The length of all the edges of the rectangular parallelepiped is 332cm, its length is 5 times its width

The length of all the edges of the rectangular parallelepiped is 332cm, its length is 5 times its width, and its height is 6cm more than its length. Find the surface area and volume.

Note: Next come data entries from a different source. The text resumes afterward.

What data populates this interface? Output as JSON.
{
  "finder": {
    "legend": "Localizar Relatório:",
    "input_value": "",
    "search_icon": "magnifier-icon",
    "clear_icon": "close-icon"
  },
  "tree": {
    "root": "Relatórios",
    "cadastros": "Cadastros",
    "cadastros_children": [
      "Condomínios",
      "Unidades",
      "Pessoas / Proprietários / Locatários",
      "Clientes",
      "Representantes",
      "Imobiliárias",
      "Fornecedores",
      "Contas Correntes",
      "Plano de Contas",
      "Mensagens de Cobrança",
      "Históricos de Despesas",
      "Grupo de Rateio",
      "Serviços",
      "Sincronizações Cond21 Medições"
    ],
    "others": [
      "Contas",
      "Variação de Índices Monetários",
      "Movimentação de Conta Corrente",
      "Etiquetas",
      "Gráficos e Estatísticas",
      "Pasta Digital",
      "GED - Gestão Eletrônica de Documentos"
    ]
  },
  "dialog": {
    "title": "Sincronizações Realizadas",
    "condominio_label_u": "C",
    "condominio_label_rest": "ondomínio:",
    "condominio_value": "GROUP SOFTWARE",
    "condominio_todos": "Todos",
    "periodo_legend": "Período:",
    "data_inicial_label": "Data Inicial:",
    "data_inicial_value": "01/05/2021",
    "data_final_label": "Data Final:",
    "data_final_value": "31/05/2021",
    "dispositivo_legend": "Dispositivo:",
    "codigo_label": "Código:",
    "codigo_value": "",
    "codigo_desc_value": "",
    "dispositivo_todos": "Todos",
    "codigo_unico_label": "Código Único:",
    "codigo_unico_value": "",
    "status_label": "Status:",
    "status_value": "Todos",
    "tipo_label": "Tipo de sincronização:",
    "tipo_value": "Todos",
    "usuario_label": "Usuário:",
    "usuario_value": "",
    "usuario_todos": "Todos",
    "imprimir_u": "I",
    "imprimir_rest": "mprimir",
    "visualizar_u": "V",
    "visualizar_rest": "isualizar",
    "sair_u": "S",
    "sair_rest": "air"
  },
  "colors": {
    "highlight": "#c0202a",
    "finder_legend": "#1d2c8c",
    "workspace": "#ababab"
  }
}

1) The length of all edges of a rectangular parallelepiped is determined by the formula:

L = 4 * (a + b + c).

We know that this value is 332 cm, and its length is 5 times its width, and its height is 6 cm longer than its length. Let’s make the equation:

4 * (5x + x + 5x + 6) = 332.

Let’s expand the brackets:

20x + 4x + 20x + 24 = 332. On the left side of the equation, we perform operations with the variable, and transfer the known number to the right, while changing the sign in front of it to the opposite:

44x = 332 – 24 = 308.

x = 308: 44 = 7 cm – width.

Length = 7 * 5 = 35 cm and height = 35 + 6 = 41 cm.

2) Let’s calculate the volume of this figure:

V = a * b * c = 7 * 35 * 41 = 10045 cm³.

3) Surface area:

S = 2 * (ab + bc + ac) = 2 * (7 * 35 + 35 * 41 + 7 * 41) = 2 * 1967 = 3934 cm².